CIRQUE: Le sacre de l’automne

Tabarnak du Cirque Alfonse, photo: Alexandre Galliez

Le troisième spectacle du Cirque Alfonse, Tabarnak, confirme la sainte famille Carabinier Lépine dans sa vocation d’ambassadeur circassien québécois. Après sa création en 2017, le spectacle revient d’une tournée internationale de 200 représentations. Un spectacle revu et amélioré. Bon en ta!

Après Timber! et Barbu, le Cirque Alfonse s’est trempé les mains dans l’eau bénite afin de créer Tabarnak, un spectacle qui allie acrobaties, chansons et musique dans un saint esprit déjanté. Une irrévérence bon enfant et familiale à laquelle nous ont habitués les membres de cette joyeuse troupe.

Leur nouveau spectacle souffre d’un lent départ où les chansons et les acrobaties peu acrobatiques nous font nous demander si la famille Carabinier Lépine n’a pas abusé de la tourtière ou du caribou dans leur dernier party. À compter du quart d’heure, toutefois, la scène et la salle finissent par communier et les choses iront en un spectaculaire crescendo jusqu’à la fin.

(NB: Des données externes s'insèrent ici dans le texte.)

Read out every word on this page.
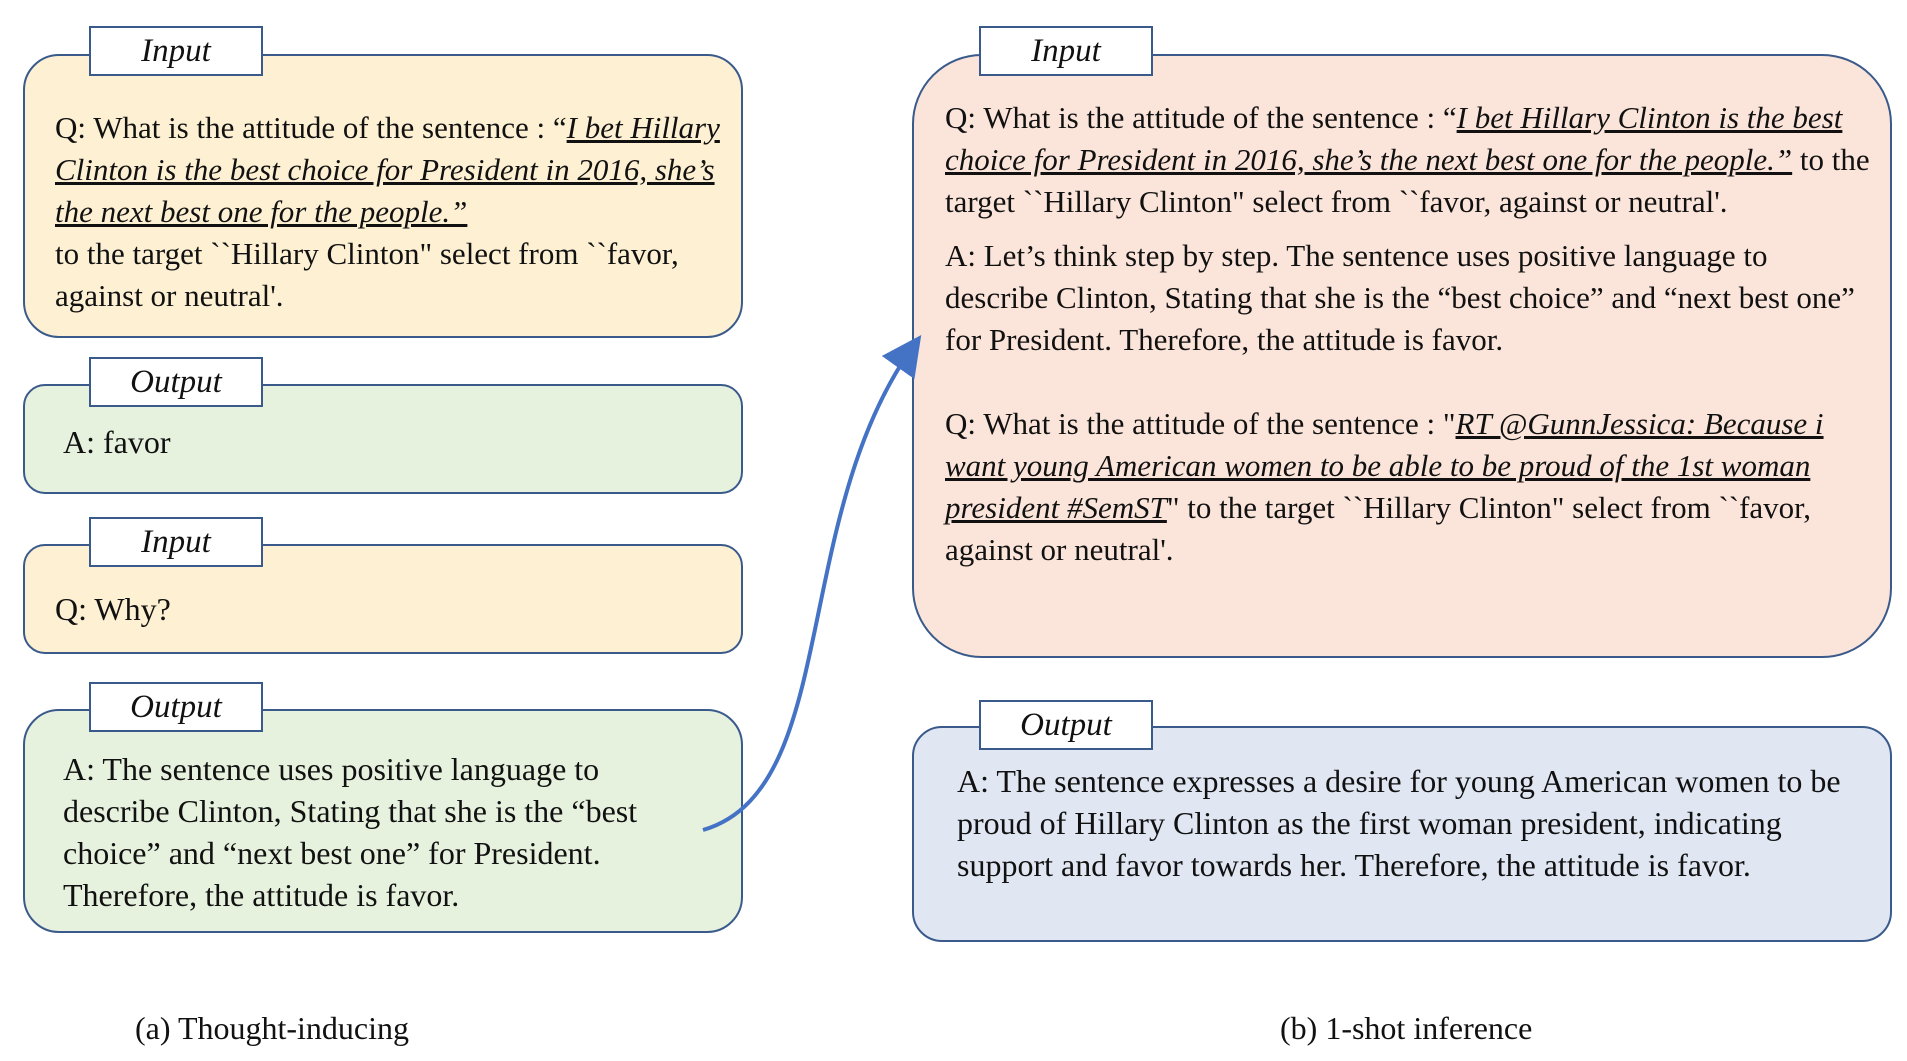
Input

Q: What is the attitude of the sentence : “I bet Hillary Clinton is the best choice for President in 2016, she’s the next best one for the people.”

to the target ``Hillary Clinton" select from ``favor, against or neutral'.

Output
A: favor
Input
Q: Why?
Output
A: The sentence uses positive language to describe Clinton, Stating that she is the “best choice” and “next best one” for President. Therefore, the attitude is favor.
(a) Thought-inducing
Input

Q: What is the attitude of the sentence : “I bet Hillary Clinton is the best choice for President in 2016, she’s the next best one for the people.” to the target ``Hillary Clinton" select from ``favor, against or neutral'.

A: Let’s think step by step. The sentence uses positive language to describe Clinton, Stating that she is the “best choice” and “next best one” for President. Therefore, the attitude is favor.

Q: What is the attitude of the sentence : "RT @GunnJessica: Because i want young American women to be able to be proud of the 1st woman president #SemST" to the target ``Hillary Clinton" select from ``favor, against or neutral'.

Output
A: The sentence expresses a desire for young American women to be proud of Hillary Clinton as the first woman president, indicating support and favor towards her. Therefore, the attitude is favor.
(b) 1-shot inference
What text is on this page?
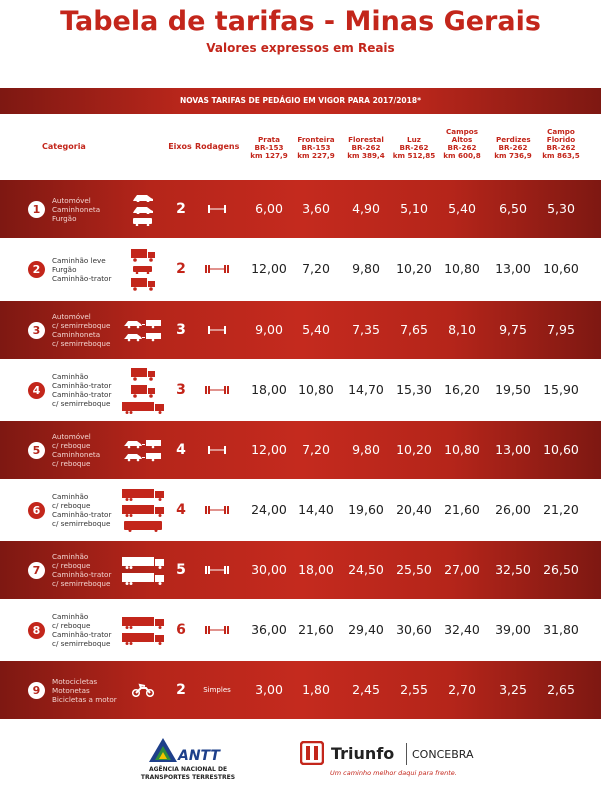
Tabela de tarifas - Minas Gerais
Valores expressos em Reais
NOVAS TARIFAS DE PEDÁGIO EM VIGOR PARA 2017/2018*
Categoria	Eixos Rodagens
Prata
BR-153
km 127,9
Fronteira
BR-153
km 227,9
Florestal
BR-262
km 389,4
Luz
BR-262
km 512,85
Campos Altos
BR-262
km 600,8
Perdizes
BR-262
km 736,9
Campo Florido
BR-262
km 863,5
1
Automóvel
Caminhoneta
Furgão
2	6,00	3,60	4,90	5,10	5,40	6,50	5,30
2
Caminhão leve
Furgão
Caminhão-trator
2	12,00	7,20	9,80	10,20 10,80	13,00 10,60
3
Automóvel
c/ semirreboque
Caminhoneta
c/ semirreboque
3	9,00	5,40	7,35	7,65	8,10	9,75	7,95
4
Caminhão
Caminhão-trator
Caminhão-trator
c/ semirreboque
3	18,00 10,80	14,70 15,30 16,20	19,50 15,90
5
Automóvel
c/ reboque
Caminhoneta
c/ reboque
4	12,00	7,20	9,80	10,20 10,80	13,00 10,60
6
Caminhão
c/ reboque
Caminhão-trator
c/ semirreboque
4	24,00 14,40	19,60 20,40 21,60	26,00 21,20
7
Caminhão
c/ reboque
Caminhão-trator
c/ semirreboque
5	30,00 18,00	24,50 25,50 27,00	32,50 26,50
8
Caminhão
c/ reboque
Caminhão-trator
c/ semirreboque
6	36,00 21,60	29,40 30,60 32,40	39,00 31,80
9
Motocicletas
Motonetas
Bicicletas a motor
2	Simples	3,00	1,80	2,45	2,55	2,70	3,25	2,65
ANTT
AGÊNCIA NACIONAL DE
TRANSPORTES TERRESTRES
Triunfo CONCEBRA
Um caminho melhor daqui para frente.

Habillés en servants de messe, les circassiens démontrent leur grande polyvalence tout au long de cette messe a gogotronique. Tous et toutes excellent dans un show astiqué comme un plancher de sacristie. Parmi les six acrobates, il faut soulever notre tiare pontificale au talent spectaculaire du divin et crépu nouveau-né, Nikolas Pulka, un artiste dont nous entendrons parler de plus en plus, foi de Jorge Mario Bergoglio

Les neufs artistes – trois musicien.n.e.s et six acrobates – s’en donnent à cœur joie dans les numéros qui se succèdent de plus en plus rapidement. En toute chose, le Cirque Alfonse cherche et atteint l’originalité dans une orgie, ô mon dieu, de numéros.

En une heure, on sera témoin d’apparitions de main à main, sangles aériennes, barre russe, mâts oscillants, patins à roulettes, planche sautoire, sans parler des surprenants « derviches » tourneurs, des diaboliques diabolos en forme d’encensoirs et des clins d’œil hockey-jeu de poches, et fouet-condom où les plus petits n’y verront que du feu!

La mise en scène d’Alain Francoeur colle parfaitement à la thématique sacro-sainte sans tomber dans la vulgarité et en exploitant à bon escient scénographie, accessoires et éclairages. Et saluons la musique de David Simard. Le curé et ses musiciens mènent un train d’enfer pendant tout le spectacle.

Du rire à profusion, des acrobaties réussies, des artistes archi-sympathiques. La recette du vin de messe du Cirque Alfonse est toujours la bonne.